Муравьев вспомнил старые мечты и невольно улыбнулся.
Что-то он стал сомневаться в собственных юношеских мечтах. Где гарантия, что наверху окажутся самые умные и благородные, а не наиболее ловкие и беспринципные? Последним-то намного проще ловить рыбку в мутной воде.
Разговоры с доном Карлосом, преследование повстанцев поневоле заставили вспомнить историю Французской революции. Старую власть свергли, а потом? Море крови, бесконечная борьба друг с другом и венчающий итог – маленький человек, провозглашенный новым императором и захвативший большую часть мира. Стоила ли игра свеч?
Кто-то, разумеется, выиграл, сумел подняться с самых низов, но не больше ли тех, кто проиграл? Причем не только в среде дворянства, но и простого народа. Зачем же тогда все?
В жизни всегда надо стремиться к справедливости, но не лучше ли добиваться ее законными путями, чем ради нее плодить новое горе, пытаясь низвергнуть существующий порядок вещей? Может, действительно править должен тот, кто имеет на это исконное право, а остальные помогать ему в его хороших устремлениях и отвращать от плохих? Разве не император был олицетворением стойкости народа в дни недавней войны? Стал бы простой крестьянин отстаивать Отечество, если бы им управлял избранный на несколько лет временщик? И как подобный порядок вещей вяжется со Святым Писанием?
Хоть Муравьев считал себя человеком просвещенным, он с детства впитал в себя христианские ценности, а в них есть слова об избранности, но нет – об избираемости.
И все-таки насколько приятно было когда-то мечтать о царстве свободы и разума!
Или – лучше о смугловатой прелестнице? Дон Карлос все равно дремлет рядышком под мерное покачивание экипажа.
Помечтать не удалось. Уже близко показались возделываемые поля. Черные фигурки копошились на них, словно муравьи, а между ними сновало несколько всадников. Даже вглядываться не требовалось: всадники наблюдали за работой.
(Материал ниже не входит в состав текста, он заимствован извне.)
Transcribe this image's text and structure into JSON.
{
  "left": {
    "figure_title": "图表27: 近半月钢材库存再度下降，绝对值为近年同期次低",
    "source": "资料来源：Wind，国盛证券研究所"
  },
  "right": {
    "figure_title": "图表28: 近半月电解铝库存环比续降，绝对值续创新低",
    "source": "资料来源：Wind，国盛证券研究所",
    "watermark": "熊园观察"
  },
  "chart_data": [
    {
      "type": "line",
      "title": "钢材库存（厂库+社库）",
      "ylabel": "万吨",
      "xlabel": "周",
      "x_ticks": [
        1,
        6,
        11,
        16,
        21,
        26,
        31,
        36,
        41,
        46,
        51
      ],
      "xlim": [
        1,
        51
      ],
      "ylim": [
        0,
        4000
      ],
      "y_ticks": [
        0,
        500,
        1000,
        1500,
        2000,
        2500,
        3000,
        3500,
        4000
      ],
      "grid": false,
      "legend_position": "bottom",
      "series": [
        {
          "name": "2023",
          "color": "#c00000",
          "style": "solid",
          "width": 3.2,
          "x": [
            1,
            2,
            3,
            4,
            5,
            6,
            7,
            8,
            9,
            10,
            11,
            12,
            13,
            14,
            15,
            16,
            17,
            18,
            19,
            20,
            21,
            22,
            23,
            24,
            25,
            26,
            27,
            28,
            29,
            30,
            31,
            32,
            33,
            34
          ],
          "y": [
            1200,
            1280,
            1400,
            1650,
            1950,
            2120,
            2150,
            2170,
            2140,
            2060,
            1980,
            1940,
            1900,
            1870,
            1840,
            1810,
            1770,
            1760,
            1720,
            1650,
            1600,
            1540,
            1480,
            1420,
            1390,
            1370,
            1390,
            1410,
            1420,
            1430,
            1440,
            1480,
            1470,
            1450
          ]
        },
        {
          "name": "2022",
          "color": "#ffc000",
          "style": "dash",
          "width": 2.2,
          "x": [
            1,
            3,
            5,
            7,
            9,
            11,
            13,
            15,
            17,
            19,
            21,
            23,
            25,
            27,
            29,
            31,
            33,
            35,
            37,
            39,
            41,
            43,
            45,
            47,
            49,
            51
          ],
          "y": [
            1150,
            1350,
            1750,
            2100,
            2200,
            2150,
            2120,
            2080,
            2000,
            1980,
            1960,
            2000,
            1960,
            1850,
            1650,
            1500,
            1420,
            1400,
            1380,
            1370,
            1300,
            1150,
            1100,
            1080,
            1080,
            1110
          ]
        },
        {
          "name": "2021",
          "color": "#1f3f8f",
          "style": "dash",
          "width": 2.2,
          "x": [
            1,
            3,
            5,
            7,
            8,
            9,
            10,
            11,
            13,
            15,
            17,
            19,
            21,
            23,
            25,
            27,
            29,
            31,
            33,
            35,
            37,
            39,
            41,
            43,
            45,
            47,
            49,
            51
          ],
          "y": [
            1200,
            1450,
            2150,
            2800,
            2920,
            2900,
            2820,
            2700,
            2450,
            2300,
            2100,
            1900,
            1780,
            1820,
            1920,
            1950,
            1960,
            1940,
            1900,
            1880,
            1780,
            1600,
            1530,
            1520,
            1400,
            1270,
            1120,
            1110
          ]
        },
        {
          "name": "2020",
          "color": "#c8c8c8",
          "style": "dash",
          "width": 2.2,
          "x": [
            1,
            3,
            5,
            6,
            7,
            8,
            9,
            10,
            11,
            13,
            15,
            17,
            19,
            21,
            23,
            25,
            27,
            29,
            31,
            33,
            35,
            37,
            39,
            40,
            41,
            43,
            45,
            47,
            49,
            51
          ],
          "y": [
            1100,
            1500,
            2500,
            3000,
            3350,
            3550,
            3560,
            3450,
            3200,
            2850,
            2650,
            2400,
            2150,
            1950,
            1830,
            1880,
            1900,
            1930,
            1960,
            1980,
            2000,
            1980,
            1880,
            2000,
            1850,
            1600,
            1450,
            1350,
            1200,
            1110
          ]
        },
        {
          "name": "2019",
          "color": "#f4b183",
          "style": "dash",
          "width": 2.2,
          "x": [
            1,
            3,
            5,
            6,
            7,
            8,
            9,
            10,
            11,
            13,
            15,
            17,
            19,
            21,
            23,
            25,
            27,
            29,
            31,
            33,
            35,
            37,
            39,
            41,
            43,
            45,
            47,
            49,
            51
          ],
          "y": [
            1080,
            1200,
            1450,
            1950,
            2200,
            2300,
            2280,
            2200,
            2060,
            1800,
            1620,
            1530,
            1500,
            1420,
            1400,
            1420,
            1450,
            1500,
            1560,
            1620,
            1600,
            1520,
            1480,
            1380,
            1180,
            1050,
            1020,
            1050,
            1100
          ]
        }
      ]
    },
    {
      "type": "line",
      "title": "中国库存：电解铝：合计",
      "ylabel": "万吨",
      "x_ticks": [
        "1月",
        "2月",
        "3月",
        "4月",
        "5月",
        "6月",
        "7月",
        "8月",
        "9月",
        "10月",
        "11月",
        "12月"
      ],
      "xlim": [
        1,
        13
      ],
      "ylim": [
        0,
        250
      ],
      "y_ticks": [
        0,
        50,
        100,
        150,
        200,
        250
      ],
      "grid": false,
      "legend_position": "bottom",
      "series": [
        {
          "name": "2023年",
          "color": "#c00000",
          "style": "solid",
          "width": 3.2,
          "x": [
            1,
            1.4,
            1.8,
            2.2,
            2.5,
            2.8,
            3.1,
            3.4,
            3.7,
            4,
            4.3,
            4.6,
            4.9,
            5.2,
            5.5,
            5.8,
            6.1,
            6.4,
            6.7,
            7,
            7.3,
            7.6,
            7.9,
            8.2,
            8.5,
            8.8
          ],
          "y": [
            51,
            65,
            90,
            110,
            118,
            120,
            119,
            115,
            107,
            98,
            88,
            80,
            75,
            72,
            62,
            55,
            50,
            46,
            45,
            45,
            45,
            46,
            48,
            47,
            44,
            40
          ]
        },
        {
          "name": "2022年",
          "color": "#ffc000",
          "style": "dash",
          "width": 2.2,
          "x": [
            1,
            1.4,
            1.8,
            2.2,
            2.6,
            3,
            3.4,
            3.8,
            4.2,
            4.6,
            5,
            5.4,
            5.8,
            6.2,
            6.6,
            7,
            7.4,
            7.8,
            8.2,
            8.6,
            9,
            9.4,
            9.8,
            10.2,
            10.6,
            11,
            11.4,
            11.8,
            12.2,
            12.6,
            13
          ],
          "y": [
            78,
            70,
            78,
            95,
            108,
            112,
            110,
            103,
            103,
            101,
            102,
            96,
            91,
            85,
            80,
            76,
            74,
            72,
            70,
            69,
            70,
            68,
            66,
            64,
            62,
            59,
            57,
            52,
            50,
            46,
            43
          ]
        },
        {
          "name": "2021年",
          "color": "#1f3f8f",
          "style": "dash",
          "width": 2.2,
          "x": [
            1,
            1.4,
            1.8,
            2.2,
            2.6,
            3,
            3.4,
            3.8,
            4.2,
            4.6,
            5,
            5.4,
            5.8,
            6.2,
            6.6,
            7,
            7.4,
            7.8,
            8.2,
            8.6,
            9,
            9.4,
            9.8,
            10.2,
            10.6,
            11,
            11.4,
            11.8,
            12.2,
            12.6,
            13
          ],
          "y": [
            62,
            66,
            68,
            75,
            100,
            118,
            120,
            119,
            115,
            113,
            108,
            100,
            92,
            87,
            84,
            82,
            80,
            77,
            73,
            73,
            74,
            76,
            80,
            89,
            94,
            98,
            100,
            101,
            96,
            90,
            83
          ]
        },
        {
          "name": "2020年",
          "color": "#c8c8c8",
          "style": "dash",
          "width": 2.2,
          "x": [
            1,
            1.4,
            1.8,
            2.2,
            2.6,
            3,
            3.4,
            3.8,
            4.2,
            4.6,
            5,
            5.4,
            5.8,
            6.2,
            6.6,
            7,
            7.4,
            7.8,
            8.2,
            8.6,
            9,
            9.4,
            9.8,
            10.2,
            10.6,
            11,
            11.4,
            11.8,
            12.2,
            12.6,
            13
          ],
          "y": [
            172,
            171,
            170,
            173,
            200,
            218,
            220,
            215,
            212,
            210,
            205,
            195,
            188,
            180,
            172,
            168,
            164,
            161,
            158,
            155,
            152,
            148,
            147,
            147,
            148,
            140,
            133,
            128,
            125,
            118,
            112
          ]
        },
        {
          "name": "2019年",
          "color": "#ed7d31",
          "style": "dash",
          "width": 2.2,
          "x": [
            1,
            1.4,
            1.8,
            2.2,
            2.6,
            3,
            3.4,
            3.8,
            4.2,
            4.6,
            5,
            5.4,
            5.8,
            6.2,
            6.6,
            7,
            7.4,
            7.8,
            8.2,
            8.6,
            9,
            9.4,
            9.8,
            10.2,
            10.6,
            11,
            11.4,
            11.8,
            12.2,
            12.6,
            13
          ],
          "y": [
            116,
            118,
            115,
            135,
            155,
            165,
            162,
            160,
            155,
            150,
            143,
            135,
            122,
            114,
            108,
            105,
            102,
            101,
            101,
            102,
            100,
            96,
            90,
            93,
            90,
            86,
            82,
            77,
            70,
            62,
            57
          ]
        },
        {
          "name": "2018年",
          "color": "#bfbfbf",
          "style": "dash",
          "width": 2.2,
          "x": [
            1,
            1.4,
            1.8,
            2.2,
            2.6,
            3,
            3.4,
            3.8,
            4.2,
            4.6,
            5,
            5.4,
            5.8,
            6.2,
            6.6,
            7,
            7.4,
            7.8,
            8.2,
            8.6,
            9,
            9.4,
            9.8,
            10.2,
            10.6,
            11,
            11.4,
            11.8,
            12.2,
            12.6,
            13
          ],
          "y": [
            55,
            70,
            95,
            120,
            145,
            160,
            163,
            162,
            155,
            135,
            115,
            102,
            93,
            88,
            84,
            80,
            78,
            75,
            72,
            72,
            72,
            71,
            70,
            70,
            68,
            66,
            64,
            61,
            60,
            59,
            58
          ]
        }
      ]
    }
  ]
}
Вот один из них явно остался чем-то недоволен, вскинул руку и огрел провинившегося не то плетью, не то бичом. Тут уж расстояние давало пищу для домыслов, хотя велика ли разница?
Появление отряда немедленно привлекло внимание всадников. Черные рабы распрямились было, но немедленно засуетились вновь. Кто бы ни проезжал, уделом двуногой собственности хозяина был лишь труд. У плантатора всегда есть много средств убедить в своей правоте даже самых нерадивых.
Один из всадников нарочито неторопливой рысью направился наперерез двигающемуся отряду.
Дон Карлос очнулся, почувствовав, что в нем сейчас появится нужда. Николай уже кое-как умел говорить по-испански, но объявившийся рабовладелец вполне мог не знать этого языка.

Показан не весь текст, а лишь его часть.